何となくではあるが予感めいたものはあったのだ。考えたくはなかったことだったが、一番願ってなかったはずの予想が的中した。
(やっぱりな、王宮絡みかよ。どうにも腑に落ちねぇことだらけだったからな)
「…ディオ」
「スフィア様、少々お遊びが過ぎたようですね。そろそろお戻りください」
ディオと呼ばれた男はアシェスを素通りし、スフィアの元へ歩み寄る。
「てめぇ、俺を無視かよ」
「…先程も言ったはずです。あの少女は連れ戻さねばならないのですよ」
冷静な口調ながら、その言葉がアシェスの勘に触る。
お偉いさん特有の澄ました口調。
それがアシェスを苛立たせる。
「ああそうかい。

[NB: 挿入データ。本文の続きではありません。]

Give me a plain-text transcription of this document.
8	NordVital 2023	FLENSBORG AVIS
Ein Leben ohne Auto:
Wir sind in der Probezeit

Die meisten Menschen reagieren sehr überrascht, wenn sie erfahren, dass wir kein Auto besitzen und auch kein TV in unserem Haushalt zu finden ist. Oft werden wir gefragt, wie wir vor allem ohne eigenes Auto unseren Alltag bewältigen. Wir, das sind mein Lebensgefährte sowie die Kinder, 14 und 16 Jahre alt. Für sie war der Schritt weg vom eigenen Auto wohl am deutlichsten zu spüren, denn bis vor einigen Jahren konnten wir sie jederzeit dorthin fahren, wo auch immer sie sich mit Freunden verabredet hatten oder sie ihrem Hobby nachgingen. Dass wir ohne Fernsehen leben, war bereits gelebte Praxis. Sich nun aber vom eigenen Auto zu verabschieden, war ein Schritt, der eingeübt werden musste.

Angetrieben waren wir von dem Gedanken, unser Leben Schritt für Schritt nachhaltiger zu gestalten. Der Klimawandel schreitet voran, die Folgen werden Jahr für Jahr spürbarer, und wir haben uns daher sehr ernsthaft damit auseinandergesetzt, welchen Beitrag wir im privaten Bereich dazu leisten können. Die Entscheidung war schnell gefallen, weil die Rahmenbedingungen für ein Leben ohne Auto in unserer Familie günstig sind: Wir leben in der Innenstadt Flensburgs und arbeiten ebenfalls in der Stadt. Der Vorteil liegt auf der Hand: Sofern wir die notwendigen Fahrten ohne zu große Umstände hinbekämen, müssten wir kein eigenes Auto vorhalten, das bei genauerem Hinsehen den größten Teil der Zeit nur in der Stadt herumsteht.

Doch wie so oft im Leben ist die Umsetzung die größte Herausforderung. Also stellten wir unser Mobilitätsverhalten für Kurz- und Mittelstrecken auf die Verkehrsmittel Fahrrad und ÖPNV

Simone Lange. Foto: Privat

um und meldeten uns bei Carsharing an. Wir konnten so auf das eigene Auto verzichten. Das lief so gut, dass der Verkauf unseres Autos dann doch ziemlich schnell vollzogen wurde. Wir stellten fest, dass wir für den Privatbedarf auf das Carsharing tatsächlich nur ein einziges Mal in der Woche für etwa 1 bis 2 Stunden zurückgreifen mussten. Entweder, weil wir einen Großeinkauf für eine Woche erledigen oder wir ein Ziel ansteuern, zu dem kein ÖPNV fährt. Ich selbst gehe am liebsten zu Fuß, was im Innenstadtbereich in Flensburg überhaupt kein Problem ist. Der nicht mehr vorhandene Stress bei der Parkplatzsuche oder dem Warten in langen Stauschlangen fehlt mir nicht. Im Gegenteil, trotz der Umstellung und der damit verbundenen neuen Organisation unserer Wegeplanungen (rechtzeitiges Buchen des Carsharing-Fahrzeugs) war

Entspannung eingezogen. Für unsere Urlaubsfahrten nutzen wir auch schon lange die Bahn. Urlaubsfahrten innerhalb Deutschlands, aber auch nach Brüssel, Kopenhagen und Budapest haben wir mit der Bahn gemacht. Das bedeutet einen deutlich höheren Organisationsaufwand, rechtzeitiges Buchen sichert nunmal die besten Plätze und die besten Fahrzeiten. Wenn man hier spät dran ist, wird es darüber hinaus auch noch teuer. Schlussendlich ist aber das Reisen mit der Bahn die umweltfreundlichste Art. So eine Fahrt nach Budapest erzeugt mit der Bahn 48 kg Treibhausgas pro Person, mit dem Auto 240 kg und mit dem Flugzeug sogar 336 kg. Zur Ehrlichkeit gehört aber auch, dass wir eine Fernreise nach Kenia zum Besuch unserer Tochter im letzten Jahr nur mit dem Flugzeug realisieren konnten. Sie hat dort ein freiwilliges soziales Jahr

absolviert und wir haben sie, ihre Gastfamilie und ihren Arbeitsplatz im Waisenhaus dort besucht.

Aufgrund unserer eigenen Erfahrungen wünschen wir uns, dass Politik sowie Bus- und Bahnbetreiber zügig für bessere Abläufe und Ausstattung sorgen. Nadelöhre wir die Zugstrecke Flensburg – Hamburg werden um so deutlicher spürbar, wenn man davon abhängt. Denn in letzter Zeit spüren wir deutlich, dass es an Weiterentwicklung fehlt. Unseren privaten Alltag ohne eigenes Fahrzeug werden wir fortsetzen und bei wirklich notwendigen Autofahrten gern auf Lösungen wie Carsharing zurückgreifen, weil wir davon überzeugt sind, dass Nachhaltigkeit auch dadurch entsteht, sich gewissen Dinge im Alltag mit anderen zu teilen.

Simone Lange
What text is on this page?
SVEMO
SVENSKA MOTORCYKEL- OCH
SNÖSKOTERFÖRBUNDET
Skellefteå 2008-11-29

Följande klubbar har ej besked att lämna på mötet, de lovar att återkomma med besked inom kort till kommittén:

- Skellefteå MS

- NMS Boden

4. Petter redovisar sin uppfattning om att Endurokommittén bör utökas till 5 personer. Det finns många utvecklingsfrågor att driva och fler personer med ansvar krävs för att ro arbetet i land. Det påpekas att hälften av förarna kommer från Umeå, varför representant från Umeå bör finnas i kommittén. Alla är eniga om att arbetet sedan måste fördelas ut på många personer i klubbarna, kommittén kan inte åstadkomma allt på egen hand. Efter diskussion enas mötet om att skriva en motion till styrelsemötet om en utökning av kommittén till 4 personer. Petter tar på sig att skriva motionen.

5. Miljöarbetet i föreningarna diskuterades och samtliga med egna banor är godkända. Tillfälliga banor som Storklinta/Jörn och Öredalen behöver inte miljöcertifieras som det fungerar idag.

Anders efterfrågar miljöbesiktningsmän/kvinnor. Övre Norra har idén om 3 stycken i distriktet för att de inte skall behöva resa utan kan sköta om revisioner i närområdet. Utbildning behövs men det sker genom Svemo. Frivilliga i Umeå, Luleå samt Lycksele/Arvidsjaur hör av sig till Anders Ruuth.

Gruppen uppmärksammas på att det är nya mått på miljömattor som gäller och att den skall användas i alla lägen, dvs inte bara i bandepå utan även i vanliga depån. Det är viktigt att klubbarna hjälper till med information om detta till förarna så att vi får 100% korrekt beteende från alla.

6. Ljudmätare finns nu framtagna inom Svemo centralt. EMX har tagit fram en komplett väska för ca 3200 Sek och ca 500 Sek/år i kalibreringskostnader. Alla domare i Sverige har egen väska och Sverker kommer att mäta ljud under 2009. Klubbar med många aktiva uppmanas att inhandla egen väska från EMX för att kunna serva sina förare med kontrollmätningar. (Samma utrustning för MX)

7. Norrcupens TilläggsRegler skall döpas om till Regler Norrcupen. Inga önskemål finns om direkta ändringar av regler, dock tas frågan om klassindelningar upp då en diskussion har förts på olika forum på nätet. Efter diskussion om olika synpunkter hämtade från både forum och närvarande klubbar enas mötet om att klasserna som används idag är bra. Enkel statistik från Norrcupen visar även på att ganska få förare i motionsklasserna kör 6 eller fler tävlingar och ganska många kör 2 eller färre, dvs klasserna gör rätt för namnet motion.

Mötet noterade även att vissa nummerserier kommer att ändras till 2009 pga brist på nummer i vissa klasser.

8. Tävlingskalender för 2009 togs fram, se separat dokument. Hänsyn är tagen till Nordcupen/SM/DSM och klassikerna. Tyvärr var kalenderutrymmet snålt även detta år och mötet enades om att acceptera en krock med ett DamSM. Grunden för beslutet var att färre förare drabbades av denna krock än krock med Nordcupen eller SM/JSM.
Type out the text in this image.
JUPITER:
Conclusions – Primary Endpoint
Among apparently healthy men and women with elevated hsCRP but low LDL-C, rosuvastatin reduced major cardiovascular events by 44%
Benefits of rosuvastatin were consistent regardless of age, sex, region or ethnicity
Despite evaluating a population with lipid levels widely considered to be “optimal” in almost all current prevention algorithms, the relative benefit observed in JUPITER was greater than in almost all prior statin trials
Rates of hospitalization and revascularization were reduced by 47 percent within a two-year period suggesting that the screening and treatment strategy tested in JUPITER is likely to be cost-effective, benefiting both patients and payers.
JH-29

だがな、俺は不本意ながらあのガキに雇われたんだよ」
「そう…ですか」
アシェスの腕はディオの肩を掴んでいた。
ぎりぎりと鎧が軋む鈍い音が響く。
その音は当人の耳にも届いていることだろう。
「どうあっても邪魔をすると言うのなら…それ相応の覚悟をすることですね」
「ほざけ。俺はな、てめぇらみてぇな澄ました野郎が大嫌いなんだ」
「説得はやはり無理でしたか」
ディオは俯き加減で溜め息を吐いた。
アシェスは掴む肩に更に力をこめる。
めきめきと音を立て鎧の一部が歪んだ。
「スフィア、お前はどっかに行って隠れてろ」
「でも…」
「早く行け。お前が居ると戦えねぇだろが!」
「で…でも!戦うなんて…」
「いいから行け!」
「う…うん!」
ただならぬ目付きと怒声に押されたようにスフィアは駆けた。
その姿はすぐに人込みに消えてゆく。
「ったく、なんでこんなことになったんだろな」
アシェスはようやくディオから手を放した。
「あなたもお人好しなんですね」
「はん、んな訳ねぇ。勘違いすんな、これは仕事だ」
「そういうことにしておきましょう。アシェス・ウィントン」
微かな笑みと共に不意に呼んだ自身の名前。何故か目の前に佇む男は知っていた。
アシェスは瞬時に記憶を巡らすが、引き出すことは出来なかった。